Well, per inputs.conf you can configure things in this manner:

   [splunktcp://[remote server]:port]
* This input stanza is used with Splunk instances receiving data from forwarders ("receivers"). See the topic 
  http://docs.splunk.com/Documentation/Splunk/latest/deploy/Aboutforwardingandreceivingdata for more information.
* This is the same as TCP, except the remote server is assumed to be a Splunk instance, most likely a forwarder. 
* 'remote server' is optional.  If specified, will only listen for data from 'remote server'.

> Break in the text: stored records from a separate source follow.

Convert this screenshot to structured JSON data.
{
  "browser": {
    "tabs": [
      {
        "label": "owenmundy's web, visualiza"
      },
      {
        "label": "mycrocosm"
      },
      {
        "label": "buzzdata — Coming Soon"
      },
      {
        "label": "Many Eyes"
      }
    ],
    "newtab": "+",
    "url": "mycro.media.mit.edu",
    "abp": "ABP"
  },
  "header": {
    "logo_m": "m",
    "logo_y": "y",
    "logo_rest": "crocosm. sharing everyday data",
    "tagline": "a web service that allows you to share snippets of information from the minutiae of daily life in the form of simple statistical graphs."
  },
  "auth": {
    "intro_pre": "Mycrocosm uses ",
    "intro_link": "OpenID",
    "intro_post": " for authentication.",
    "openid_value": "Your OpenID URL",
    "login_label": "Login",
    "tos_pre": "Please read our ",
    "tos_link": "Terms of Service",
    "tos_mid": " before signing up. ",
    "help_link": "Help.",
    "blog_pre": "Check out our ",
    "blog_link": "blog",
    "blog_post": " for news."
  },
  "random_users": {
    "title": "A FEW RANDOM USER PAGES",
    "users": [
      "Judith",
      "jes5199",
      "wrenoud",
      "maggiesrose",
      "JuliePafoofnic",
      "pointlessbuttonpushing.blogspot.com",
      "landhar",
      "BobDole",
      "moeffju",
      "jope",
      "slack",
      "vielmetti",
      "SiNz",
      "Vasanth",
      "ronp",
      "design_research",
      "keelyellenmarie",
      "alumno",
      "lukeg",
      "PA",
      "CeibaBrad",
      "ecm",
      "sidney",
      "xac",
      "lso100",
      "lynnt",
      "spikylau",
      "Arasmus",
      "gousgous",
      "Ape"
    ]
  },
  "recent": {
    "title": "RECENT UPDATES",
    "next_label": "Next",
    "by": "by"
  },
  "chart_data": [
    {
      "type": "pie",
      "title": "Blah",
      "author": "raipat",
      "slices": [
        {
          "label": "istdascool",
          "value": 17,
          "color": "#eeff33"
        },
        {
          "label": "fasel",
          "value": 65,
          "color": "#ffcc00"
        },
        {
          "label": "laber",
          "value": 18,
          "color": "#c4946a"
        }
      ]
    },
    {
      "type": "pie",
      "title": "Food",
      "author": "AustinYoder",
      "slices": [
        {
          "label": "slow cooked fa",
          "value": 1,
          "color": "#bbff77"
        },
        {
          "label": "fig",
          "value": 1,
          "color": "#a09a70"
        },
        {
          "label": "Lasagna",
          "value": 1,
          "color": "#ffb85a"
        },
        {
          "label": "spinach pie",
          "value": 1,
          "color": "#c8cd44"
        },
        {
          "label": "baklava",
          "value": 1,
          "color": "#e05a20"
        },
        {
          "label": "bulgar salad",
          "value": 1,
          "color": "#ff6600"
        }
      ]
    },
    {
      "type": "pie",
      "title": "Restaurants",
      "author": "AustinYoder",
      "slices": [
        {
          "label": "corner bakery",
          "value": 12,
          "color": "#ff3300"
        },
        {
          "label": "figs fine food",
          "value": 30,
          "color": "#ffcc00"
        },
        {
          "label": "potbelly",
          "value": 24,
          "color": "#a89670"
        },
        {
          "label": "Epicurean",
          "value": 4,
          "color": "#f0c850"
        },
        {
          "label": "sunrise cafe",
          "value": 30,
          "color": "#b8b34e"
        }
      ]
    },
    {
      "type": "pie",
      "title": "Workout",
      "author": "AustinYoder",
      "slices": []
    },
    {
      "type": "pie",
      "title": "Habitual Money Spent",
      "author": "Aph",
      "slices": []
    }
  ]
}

If you have a lot of forwarders, that might not be the best solution. My first instinct would actually be to use a local firewall to accept connections on tcp/9997 from only known forwarders and keep security separate from Splunk.

tomoyagoto
Explorer

Thanks, jbsplunk!

I thought firewall too.
But that would be more appropriate to control the access from indexer itself.
and also, I'm expecting lot of forwarders. So as you said, firewalling may not be the best solution.

Thanks you!

0 Karma

jbsplunk
Splunk Employee
Splunk Employee

Just noticed that myself, updated answer to reflect splunktcp, which functions in the same manner.

0 Karma

Ayn
Legend

This is for raw TCP inputs though, not splunktcp.